Mark, is there not another site you can post this stuff on. I would be the first to admit that your posts re unemployment are relevant (even if they are a bit frequent) to HPC, but can you explain what impact this will have on house prices?
8. alan_540 said...
Illustrative that house prices are about to fall through the floor?
9. symo said...
Ah Mr Wadsworth, but if the builder pointed out that the safer access route was via the house, then the home owner will bear responsibility for insisting on work in an unsafe manner.
My legal training only comes via contract law and H&S, but the owner of the property will bear responsibility for work taking place on their land. It was her responsibilty to provide the safest access route, and that the work would be undertaken in the safest manner. You see this a lot in the world of lifts, in that the property owner is responsible for making the lift service engineers environment safe, and lift shafts tend to be far more inherently dangerous than roofing.
As for the effect on property prices, what has been pointed out is true, anyone younger than baby boomers will soon be charging them £300 to change a light bulb, but hey that means property prices will keep going up.
10. mark said...
timmy if this guy wins then expect household insurance to go through the roof, thus more inflation..
it was posted just out of interest and to put some fun in our boring lives, while we wait for house prices to fall off a ladder which is not a very good one holding up the prices
11. mark wadsworth said...
Symo, the builder was perfectly entitled to refuse the job in that case, or to bump up the price for safe access to the roof. Roofing is inherently dangerous.
12. estrader said...
"anyone younger than baby boomers will soon be charging them £300 to change a light bulb, but hey that means property prices will keep going up."
Let's see...older houses will cost more and more to maintain so their value will go...up!

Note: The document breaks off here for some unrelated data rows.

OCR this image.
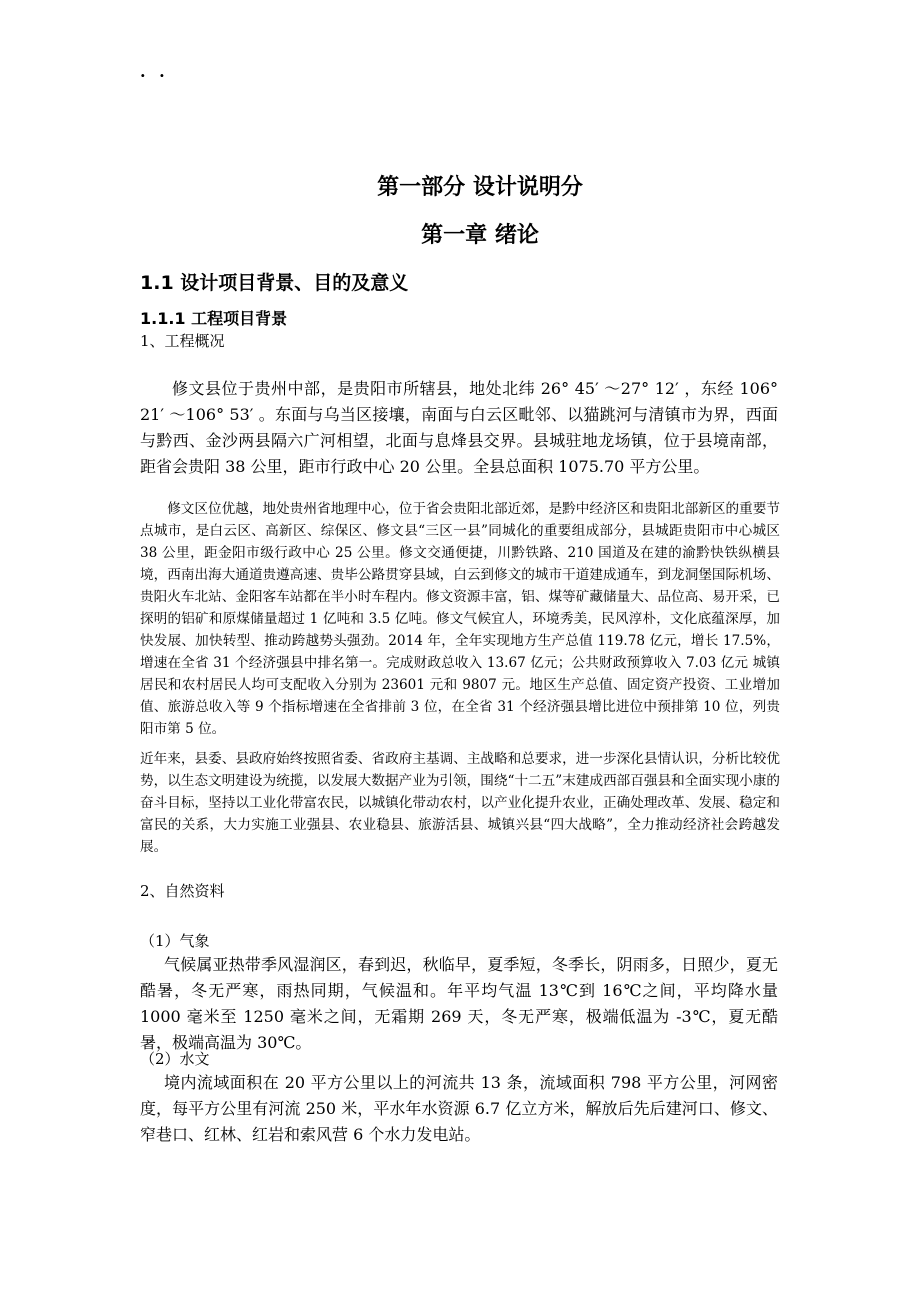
. .
第一部分 设计说明分
第一章 绪论
1.1 设计项目背景、目的及意义
1.1.1 工程项目背景
1、工程概况
修文县位于贵州中部，是贵阳市所辖县，地处北纬 26° 45′ ～27° 12′ ，东经 106° 21′ ～106° 53′ 。东面与乌当区接壤，南面与白云区毗邻、以猫跳河与清镇市为界，西面与黔西、金沙两县隔六广河相望，北面与息烽县交界。县城驻地龙场镇，位于县境南部，距省会贵阳 38 公里，距市行政中心 20 公里。全县总面积 1075.70 平方公里。
修文区位优越，地处贵州省地理中心，位于省会贵阳北部近郊，是黔中经济区和贵阳北部新区的重要节点城市，是白云区、高新区、综保区、修文县“三区一县”同城化的重要组成部分，县城距贵阳市中心城区 38 公里，距金阳市级行政中心 25 公里。修文交通便捷，川黔铁路、210 国道及在建的渝黔快铁纵横县境，西南出海大通道贵遵高速、贵毕公路贯穿县域，白云到修文的城市干道建成通车，到龙洞堡国际机场、贵阳火车北站、金阳客车站都在半小时车程内。修文资源丰富，铝、煤等矿藏储量大、品位高、易开采，已探明的铝矿和原煤储量超过 1 亿吨和 3.5 亿吨。修文气候宜人，环境秀美，民风淳朴，文化底蕴深厚，加快发展、加快转型、推动跨越势头强劲。2014 年，全年实现地方生产总值 119.78 亿元，增长 17.5%，增速在全省 31 个经济强县中排名第一。完成财政总收入 13.67 亿元；公共财政预算收入 7.03 亿元 城镇居民和农村居民人均可支配收入分别为 23601 元和 9807 元。地区生产总值、固定资产投资、工业增加值、旅游总收入等 9 个指标增速在全省排前 3 位，在全省 31 个经济强县增比进位中预排第 10 位，列贵阳市第 5 位。
近年来，县委、县政府始终按照省委、省政府主基调、主战略和总要求，进一步深化县情认识，分析比较优势，以生态文明建设为统揽，以发展大数据产业为引领，围绕“十二五”末建成西部百强县和全面实现小康的奋斗目标，坚持以工业化带富农民，以城镇化带动农村，以产业化提升农业，正确处理改革、发展、稳定和富民的关系，大力实施工业强县、农业稳县、旅游活县、城镇兴县“四大战略”，全力推动经济社会跨越发展。
2、自然资料
（1）气象
气候属亚热带季风湿润区，春到迟，秋临早，夏季短，冬季长，阴雨多，日照少，夏无酷暑，冬无严寒，雨热同期，气候温和。年平均气温 13℃到 16℃之间，平均降水量 1000 毫米至 1250 毫米之间，无霜期 269 天，冬无严寒，极端低温为 -3℃，夏无酷暑，极端高温为 30℃。
（2）水文
境内流域面积在 20 平方公里以上的河流共 13 条，流域面积 798 平方公里，河网密度，每平方公里有河流 250 米，平水年水资源 6.7 亿立方米，解放后先后建河口、修文、窄巷口、红林、红岩和索风营 6 个水力发电站。
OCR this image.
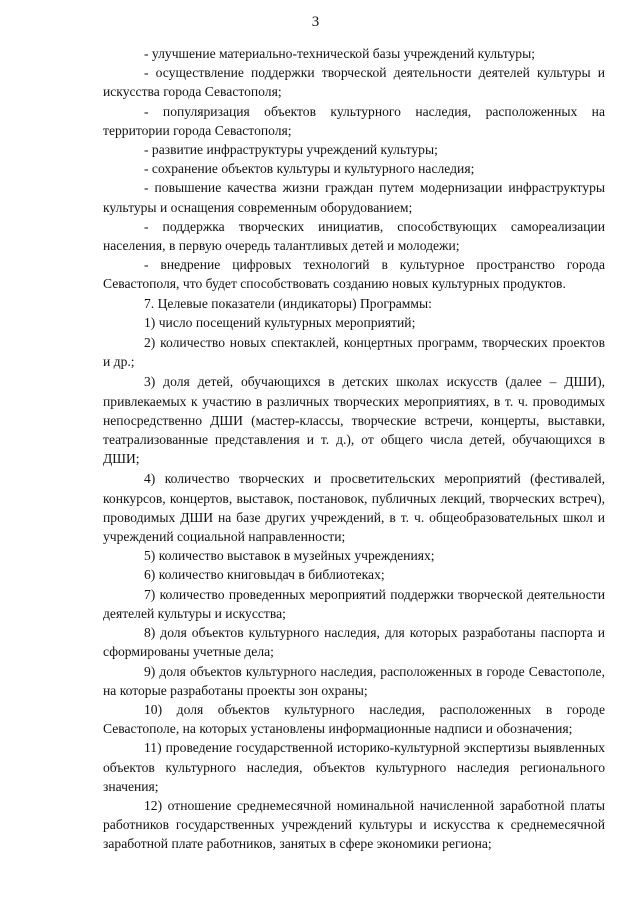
3

- улучшение материально-технической базы учреждений культуры;

- осуществление поддержки творческой деятельности деятелей культуры и искусства города Севастополя;

- популяризация объектов культурного наследия, расположенных на территории города Севастополя;

- развитие инфраструктуры учреждений культуры;

- сохранение объектов культуры и культурного наследия;

- повышение качества жизни граждан путем модернизации инфраструктуры культуры и оснащения современным оборудованием;

- поддержка творческих инициатив, способствующих самореализации населения, в первую очередь талантливых детей и молодежи;

- внедрение цифровых технологий в культурное пространство города Севастополя, что будет способствовать созданию новых культурных продуктов.

7. Целевые показатели (индикаторы) Программы:

1) число посещений культурных мероприятий;

2) количество новых спектаклей, концертных программ, творческих проектов и др.;

3) доля детей, обучающихся в детских школах искусств (далее – ДШИ), привлекаемых к участию в различных творческих мероприятиях, в т. ч. проводимых непосредственно ДШИ (мастер-классы, творческие встречи, концерты, выставки, театрализованные представления и т. д.), от общего числа детей, обучающихся в ДШИ;

4) количество творческих и просветительских мероприятий (фестивалей, конкурсов, концертов, выставок, постановок, публичных лекций, творческих встреч), проводимых ДШИ на базе других учреждений, в т. ч. общеобразовательных школ и учреждений социальной направленности;

5) количество выставок в музейных учреждениях;

6) количество книговыдач в библиотеках;

7) количество проведенных мероприятий поддержки творческой деятельности деятелей культуры и искусства;

8) доля объектов культурного наследия, для которых разработаны паспорта и сформированы учетные дела;

9) доля объектов культурного наследия, расположенных в городе Севастополе, на которые разработаны проекты зон охраны;

10) доля объектов культурного наследия, расположенных в городе Севастополе, на которых установлены информационные надписи и обозначения;

11) проведение государственной историко-культурной экспертизы выявленных объектов культурного наследия, объектов культурного наследия регионального значения;

12) отношение среднемесячной номинальной начисленной заработной платы работников государственных учреждений культуры и искусства к среднемесячной заработной плате работников, занятых в сфере экономики региона;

...I suppose that makes a sense...
13. bidin'matime said...
Despite section 2(3)(b) of the Occupier’s Liability Act, which states “an occupier may expect that a person, in the exercise of his calling, will appreciate and guard against any special risks ordinarily incident to it, so far as the occupier leaves him free to do so”, HSE literature makes it clear that the occupier cannot entirely wash their hands of the matter.
For example, if Mrs Isaacs had reason to believe that the builder was unhappy about climbing the ladder (eg if he had pointed out that the ground was not level, or maybe he told her it was his first week in the job and he was unsure about climbing ladders…), then this transfers some of the responsibility to her. In short, any involvement that she had in the decision puts some onus on her – hence the court’s decision to allow him to appeal to a higher court.
14. mark said...
With hindsight I bet she wished she had beaten him to death with the ladder and buried him in the garden, after all would anyone have missed him?

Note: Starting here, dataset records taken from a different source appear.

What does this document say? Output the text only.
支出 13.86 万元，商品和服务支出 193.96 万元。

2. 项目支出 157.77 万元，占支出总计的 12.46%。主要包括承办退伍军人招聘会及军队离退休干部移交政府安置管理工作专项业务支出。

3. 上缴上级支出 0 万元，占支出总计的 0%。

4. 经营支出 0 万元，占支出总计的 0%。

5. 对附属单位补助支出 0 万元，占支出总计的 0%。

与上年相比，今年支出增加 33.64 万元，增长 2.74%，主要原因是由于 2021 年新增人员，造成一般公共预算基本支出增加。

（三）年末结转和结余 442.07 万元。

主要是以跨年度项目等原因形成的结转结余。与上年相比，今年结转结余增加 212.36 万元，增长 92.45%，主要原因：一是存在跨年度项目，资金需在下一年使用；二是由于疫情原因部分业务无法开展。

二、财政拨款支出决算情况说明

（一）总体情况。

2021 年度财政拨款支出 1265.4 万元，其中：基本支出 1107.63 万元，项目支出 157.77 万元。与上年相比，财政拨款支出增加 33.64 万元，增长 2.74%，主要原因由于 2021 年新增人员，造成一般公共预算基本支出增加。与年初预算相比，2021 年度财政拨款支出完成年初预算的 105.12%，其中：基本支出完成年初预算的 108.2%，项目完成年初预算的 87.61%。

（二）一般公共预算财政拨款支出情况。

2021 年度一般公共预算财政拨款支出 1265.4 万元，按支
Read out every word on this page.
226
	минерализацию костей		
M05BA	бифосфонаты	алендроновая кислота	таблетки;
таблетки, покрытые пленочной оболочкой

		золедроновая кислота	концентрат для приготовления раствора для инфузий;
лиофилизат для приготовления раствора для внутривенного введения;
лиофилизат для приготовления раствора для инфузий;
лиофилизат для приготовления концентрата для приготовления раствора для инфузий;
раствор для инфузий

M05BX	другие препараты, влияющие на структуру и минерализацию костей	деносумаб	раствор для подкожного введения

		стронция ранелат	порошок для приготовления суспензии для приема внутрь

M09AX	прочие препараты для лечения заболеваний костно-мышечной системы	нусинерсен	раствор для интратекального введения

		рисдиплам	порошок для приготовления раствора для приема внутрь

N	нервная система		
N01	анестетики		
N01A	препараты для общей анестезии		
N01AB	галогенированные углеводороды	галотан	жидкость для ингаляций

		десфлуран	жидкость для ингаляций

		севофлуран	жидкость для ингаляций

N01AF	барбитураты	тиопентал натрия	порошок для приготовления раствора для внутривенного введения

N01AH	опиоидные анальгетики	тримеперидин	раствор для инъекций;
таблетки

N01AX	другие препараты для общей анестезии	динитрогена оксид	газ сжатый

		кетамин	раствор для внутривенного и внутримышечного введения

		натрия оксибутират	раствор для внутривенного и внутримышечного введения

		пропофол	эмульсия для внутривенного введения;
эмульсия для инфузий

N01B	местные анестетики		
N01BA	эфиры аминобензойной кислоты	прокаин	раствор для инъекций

wonder if he was claiming benefits too?
It says the ladder was not right for the job, being a builder he should have known this and brought the correct ladder
15. Redbullish said...
£4,000,000 for that!
16. sneaker said...
Newspaper Picks Up On Real Issue Shock!!!
17. clockslinger said...
MW @ 6, there was, apparently, a "safer" access route through bedroom window, so, to use your analogy, wouldn't asking to use that route be like asking the householder with hypothetical snake to put snake in box whilst working...before getting bitten when householder refuses?
Symo @ 9, the extent to which an occupier can control the working environment in his premisis for a lift service engineer working in a lift shaft containing lift companies lift and associated lift gear is, I suspect, the subject of just a tiny little bit of legal argument in such cases.

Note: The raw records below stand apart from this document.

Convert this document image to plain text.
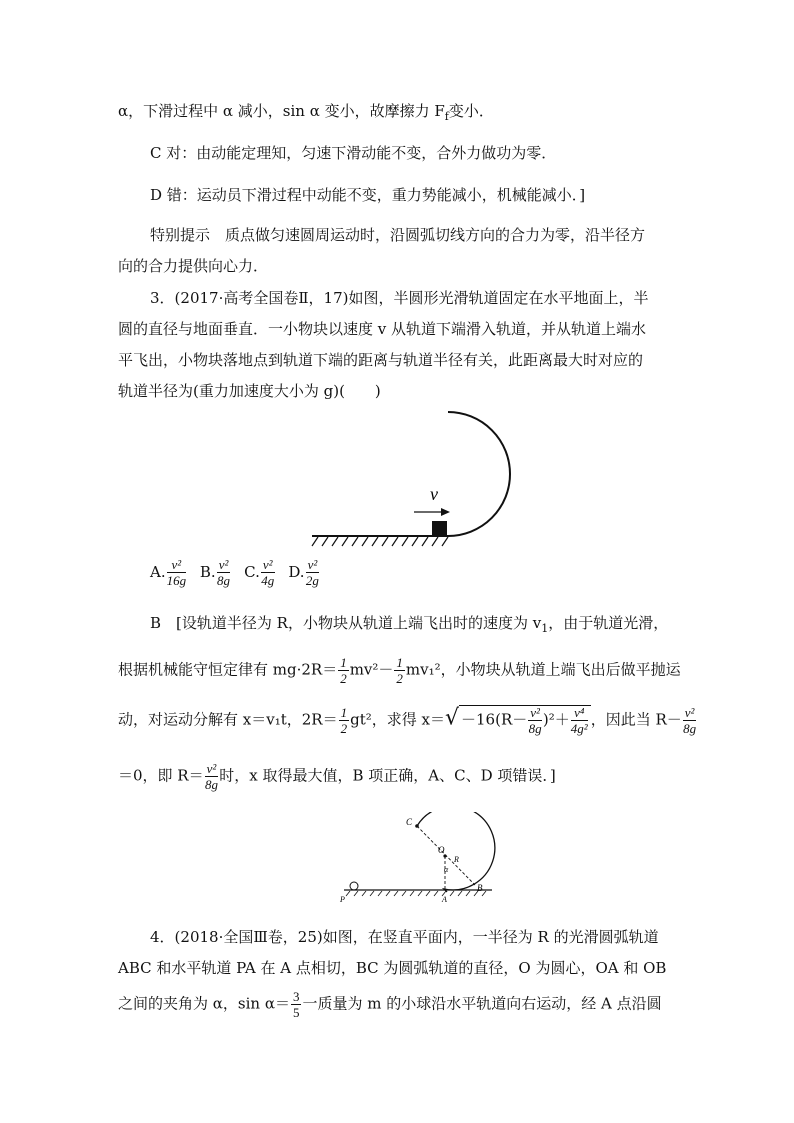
α，下滑过程中 α 减小，sin α 变小，故摩擦力 $F_f$变小．
C 对：由动能定理知，匀速下滑动能不变，合外力做功为零．
D 错：运动员下滑过程中动能不变，重力势能减小，机械能减小．]
特别提示　质点做匀速圆周运动时，沿圆弧切线方向的合力为零，沿半径方
向的合力提供向心力．
3．(2017·高考全国卷Ⅱ，17)如图，半圆形光滑轨道固定在水平地面上，半
圆的直径与地面垂直．一小物块以速度 v 从轨道下端滑入轨道，并从轨道上端水
平飞出，小物块落地点到轨道下端的距离与轨道半径有关，此距离最大时对应的
轨道半径为(重力加速度大小为 g)(　　)
v
A. $\frac{\text{v²}}{16g} B$. $\frac{\text{v²}}{8g} C$. $\frac{\text{v²}}{4g} D$. $\frac{\text{v²}}{2g}$
B　[设轨道半径为 R，小物块从轨道上端飞出时的速度为 $v_1$，由于轨道光滑，
根据机械能守恒定律有 $mg\cdot 2R= \frac{1}{2} mv^2- \frac{1}{2} mv_1^2$，小物块从轨道上端飞出后做平抛运
动，对运动分解有 x＝v₁t，$2R= \frac{1}{2} gt^2$，求得 $x=√ -16(R- \frac{\text{v²}}{8g} )^2+ \frac{\text{v⁴}}{\text{4g²}}$ ，因此当 $R- \frac{\text{v²}}{8g}$
＝0，即 $R= \frac{\text{v²}}{8g}$ 时，x 取得最大值，B 项正确，A、C、D 项错误．]
C
O
R
α
B
A
P
4．(2018·全国Ⅲ卷，25)如图，在竖直平面内，一半径为 R 的光滑圆弧轨道
ABC 和水平轨道 PA 在 A 点相切，BC 为圆弧轨道的直径，O 为圆心，OA 和 OB
之间的夹角为 α，$\sin \alpha= \frac{3}{5}$ 一质量为 m 的小球沿水平轨道向右运动，经 A 点沿圆
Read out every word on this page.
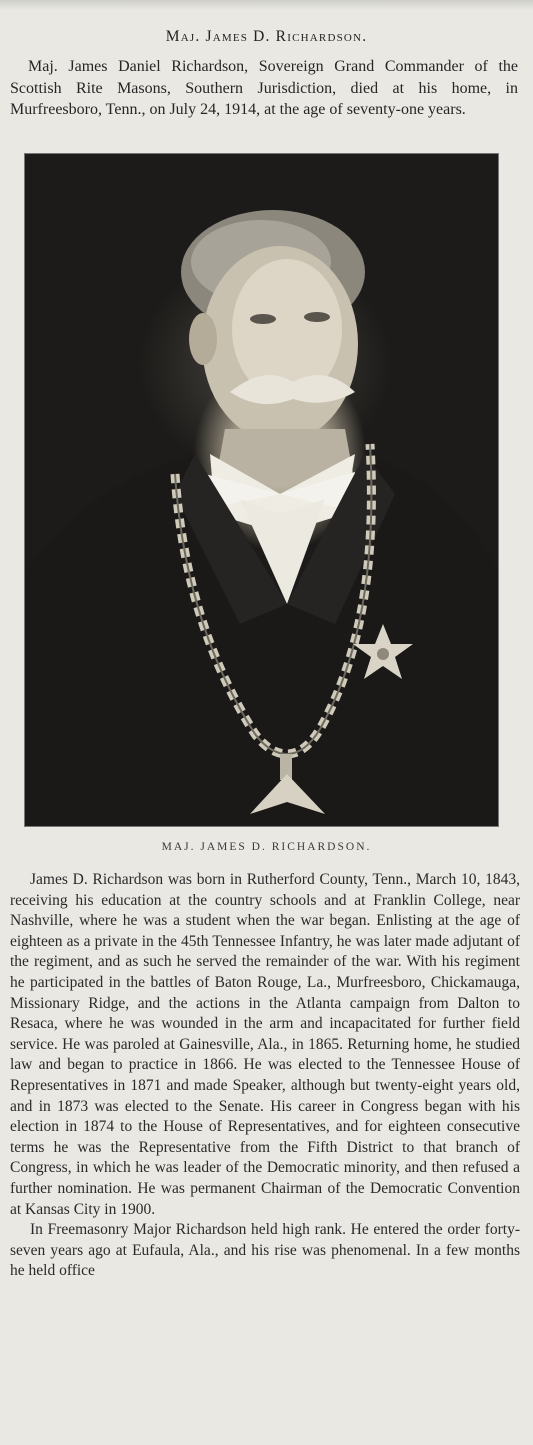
Maj. James D. Richardson.
Maj. James Daniel Richardson, Sovereign Grand Commander of the Scottish Rite Masons, Southern Jurisdiction, died at his home, in Murfreesboro, Tenn., on July 24, 1914, at the age of seventy-one years.
MAJ. JAMES D. RICHARDSON.

James D. Richardson was born in Rutherford County, Tenn., March 10, 1843, receiving his education at the country schools and at Franklin College, near Nashville, where he was a student when the war began. Enlisting at the age of eighteen as a private in the 45th Tennessee Infantry, he was later made adjutant of the regiment, and as such he served the remainder of the war. With his regiment he participated in the battles of Baton Rouge, La., Murfreesboro, Chickamauga, Missionary Ridge, and the actions in the Atlanta campaign from Dalton to Resaca, where he was wounded in the arm and incapacitated for further field service. He was paroled at Gainesville, Ala., in 1865. Returning home, he studied law and began to practice in 1866. He was elected to the Tennessee House of Representatives in 1871 and made Speaker, although but twenty-eight years old, and in 1873 was elected to the Senate. His career in Congress began with his election in 1874 to the House of Representatives, and for eighteen consecutive terms he was the Representative from the Fifth District to that branch of Congress, in which he was leader of the Democratic minority, and then refused a further nomination. He was permanent Chairman of the Democratic Convention at Kansas City in 1900.

In Freemasonry Major Richardson held high rank. He entered the order forty-seven years ago at Eufaula, Ala., and his rise was phenomenal. In a few months he held office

'Course the most contentious and interesting points in the article for the Mail reader are 1) nationality of builder and 2) price of "dream home".
18. Ubear said...
I call BS, the builder has the (H&S) responsibility to use the right tools for the job, for his and others safety, so was obviously negligent. The builder had the option of refusing the work or requesting extra funds to hire the right length ladder, safety harnesses, scaffolding, a cherry picker, lift platform etc., as required.